“Nada muda no sistema que já está implementado”, assegurou hoje a administração da ULS Médio Tejo, sublinhando que a reorganização deve ser interpretada no quadro da organização assistencial por níveis de diferenciação, garantindo que situações mais complexas continuem a ser encaminhadas para unidades de maior diferenciação, como hospitais de Nível III, quando necessário.
Este esclarecimento surge numa altura em que o Governo está a encerrar serviços de urgência de Obstetrícia e Ginecologia em alguns hospitais, no âmbito da entrada em funcionamento de novas urgências regionais.
A urgência destas especialidades do Hospital do Barreiro, por exemplo, vai passar para a nova urgência regional do Hospital Garcia de Orta, em Almada, e a de Vila Franca de Xira para o Hospital Beatriz Ângelo, em Loures.
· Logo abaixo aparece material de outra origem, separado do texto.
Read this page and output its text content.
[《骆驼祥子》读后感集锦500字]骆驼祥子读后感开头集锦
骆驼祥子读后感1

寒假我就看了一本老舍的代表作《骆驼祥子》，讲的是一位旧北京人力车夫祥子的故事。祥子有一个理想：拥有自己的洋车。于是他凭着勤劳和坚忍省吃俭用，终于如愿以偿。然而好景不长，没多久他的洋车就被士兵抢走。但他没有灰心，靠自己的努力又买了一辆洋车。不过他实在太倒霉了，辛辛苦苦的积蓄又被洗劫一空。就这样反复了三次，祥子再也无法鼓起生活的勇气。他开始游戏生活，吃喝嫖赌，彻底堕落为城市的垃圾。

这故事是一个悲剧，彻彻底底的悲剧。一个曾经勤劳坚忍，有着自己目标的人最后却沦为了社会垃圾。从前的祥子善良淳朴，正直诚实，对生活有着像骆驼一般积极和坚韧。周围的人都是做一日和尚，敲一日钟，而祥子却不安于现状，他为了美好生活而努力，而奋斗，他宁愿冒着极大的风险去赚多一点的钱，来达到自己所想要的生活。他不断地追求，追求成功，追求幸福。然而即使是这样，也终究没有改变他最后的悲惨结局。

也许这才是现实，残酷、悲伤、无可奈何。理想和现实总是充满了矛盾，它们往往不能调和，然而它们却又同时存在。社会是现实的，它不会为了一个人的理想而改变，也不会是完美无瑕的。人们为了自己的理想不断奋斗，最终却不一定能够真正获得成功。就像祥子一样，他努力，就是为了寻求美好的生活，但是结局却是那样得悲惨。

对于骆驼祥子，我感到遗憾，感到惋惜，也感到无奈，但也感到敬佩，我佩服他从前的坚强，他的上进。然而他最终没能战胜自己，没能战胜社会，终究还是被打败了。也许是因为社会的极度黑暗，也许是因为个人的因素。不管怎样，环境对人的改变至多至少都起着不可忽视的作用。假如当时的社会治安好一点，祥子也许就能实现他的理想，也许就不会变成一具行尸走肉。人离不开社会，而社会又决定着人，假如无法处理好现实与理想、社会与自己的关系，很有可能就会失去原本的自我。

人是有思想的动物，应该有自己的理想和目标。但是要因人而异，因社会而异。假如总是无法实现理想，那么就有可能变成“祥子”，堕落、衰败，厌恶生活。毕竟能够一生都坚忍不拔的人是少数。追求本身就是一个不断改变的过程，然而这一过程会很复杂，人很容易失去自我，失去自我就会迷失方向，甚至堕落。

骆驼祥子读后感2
Apesar de manter a urgência aberta, a ULS do Médio Tejo ressalvou que, no quadro da organização assistencial por níveis de diferenciação, as situações mais complexas vão continuar a ser encaminhadas para unidades de maior diferenciação, como hospitais de Nível III, quando necessário.
Esta rede de referenciação abrange diversas áreas clínicas especializadas, incluindo diagnóstico pré-natal, apoio à fertilidade, ginecologia oncológica e cuidados à grávida com doença oncológica.
As utentes podem ainda ser acompanhadas através de consultadoria e telemedicina em hospitais de nível superior, sendo encaminhadas presencialmente apenas quando os casos o exigem.
De acordo com a ULS Médio Tejo, mantém-se uma cooperação em rede com a ULS Oeste e ULS Lezíria, bem como articulação com a ULS Leiria, para assegurar que exista sempre uma maternidade e serviço de urgência capazes de responder em períodos de maior pressão assistencial.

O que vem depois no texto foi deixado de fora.